Part of Medicines and Medical Devices Bill – in a Public Bill Committee am 12:15 pm ar 8 Mehefin 2020.

Danfonwch hysbysiad imi am ddadleuon fel hyn

There is therefore clear evidence that China is conducting medical testing on organs forcibly harvested from Uighurs, the Falun Gong, conscientious objectors and political prisoners. Indeed, a study by medical journal The BMJ raised ethical issues about more than 400 Chinese medical studies. The harvesting of organs from those people not only is an abhorrent act in and of itself, but often involves forced brain damage and vegetation of the person involved, of course leading to their eventual death.

Those papers that I sent to all Committee members refer to a debate in the House of Lords on 2 March, which raised the issue of the tribunal on forced organ harvesting in China. On that harvesting, Lord Alton commented that the

“organised butchery of living people compares to ‘the worst atrocities committed in conflicts of the 20th century’, including the gassing of Jews by the Nazis and the Khmer Rouge massacres in Cambodia”.
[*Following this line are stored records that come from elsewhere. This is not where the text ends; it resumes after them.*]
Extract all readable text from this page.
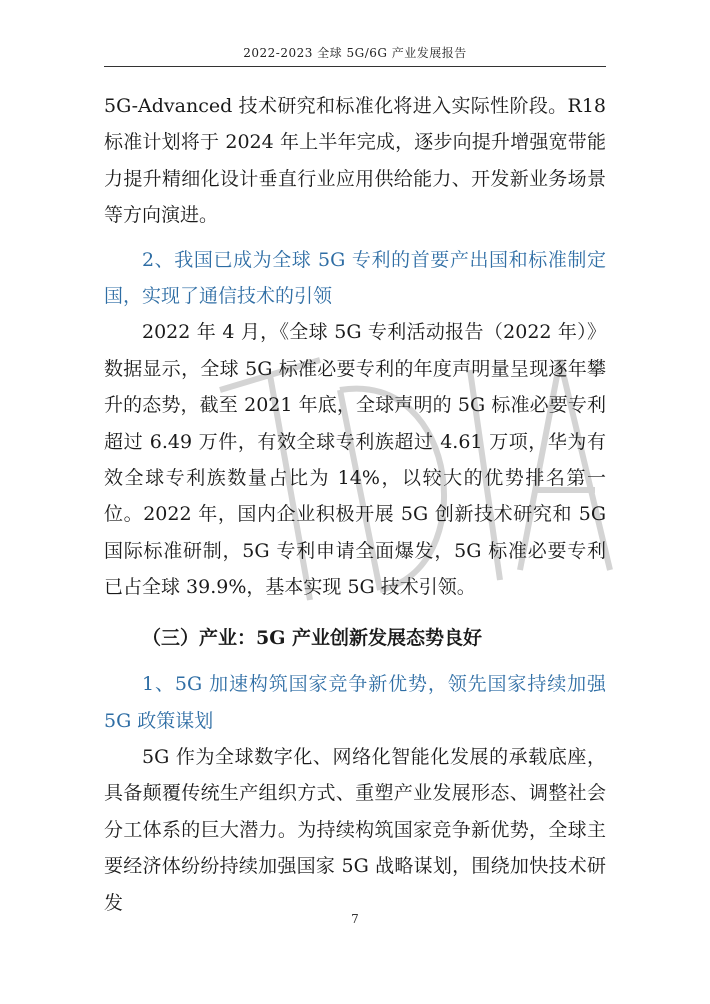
2022-2023 全球 5G/6G 产业发展报告

5G-Advanced 技术研究和标准化将进入实际性阶段。R18 标准计划将于 2024 年上半年完成，逐步向提升增强宽带能力提升精细化设计垂直行业应用供给能力、开发新业务场景等方向演进。

2、我国已成为全球 5G 专利的首要产出国和标准制定国，实现了通信技术的引领

2022 年 4 月，《全球 5G 专利活动报告（2022 年）》数据显示，全球 5G 标准必要专利的年度声明量呈现逐年攀升的态势，截至 2021 年底，全球声明的 5G 标准必要专利超过 6.49 万件，有效全球专利族超过 4.61 万项，华为有效全球专利族数量占比为 14%，以较大的优势排名第一位。2022 年，国内企业积极开展 5G 创新技术研究和 5G 国际标准研制，5G 专利申请全面爆发，5G 标准必要专利已占全球 39.9%，基本实现 5G 技术引领。

（三）产业：5G 产业创新发展态势良好

1、5G 加速构筑国家竞争新优势，领先国家持续加强 5G 政策谋划

5G 作为全球数字化、网络化智能化发展的承载底座，具备颠覆传统生产组织方式、重塑产业发展形态、调整社会分工体系的巨大潜力。为持续构筑国家竞争新优势，全球主要经济体纷纷持续加强国家 5G 战略谋划，围绕加快技术研发

7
The UK Foreign and Commonwealth Office informed the UK House of Lords that the World Health Organisation, which previously advised that China’s transplant system is ethical, responded:

“The evidence that it uses is based on the self-assessment made by the country that is a signatory, and in this case that is China.”

That comes from the UK Foreign and Commonwealth Office. The British Medical Association calls on the Government to reconsider their position on this issue in the light of the findings of the tribunal, and to use their influence with the international community to ensure that a full, proper investigation takes place.

We therefore need to take the necessary steps to protect the United Kingdom’s healthcare system from being morally compromised through an injection of Chinese medicines developed in a way that breaches some of the most basic human rights. This amendment does not aim to shut down trade in medicines between the United Kingdom and China. Leaps in progress made for preserving human rights should be readily shared and traded across the globe. However, these leaps in progress should not come at the expense of innocent human lives, and we must do all that we can to ensure that this practice cannot be profited from.

By passing this amendment, the Government will be empowered to make regulations ensuring that medicines supplied in the United Kingdom meet basic human rights standards with regard to how organs have been obtained in their development and manufacture. Any medicines that meet these standards and any other standards set by the Government will, of course, be welcomed into the United Kingdom.

This amendment does not force the Government to implement these regulations now; it merely empowers the Government and the relevant authorities to take the necessary steps to regulate around this issue when they are prepared to do so. I can therefore see no moral or practical reason why members of the Committee would not wish to see this amendment added to this Bill, and urge the Committee to consider it.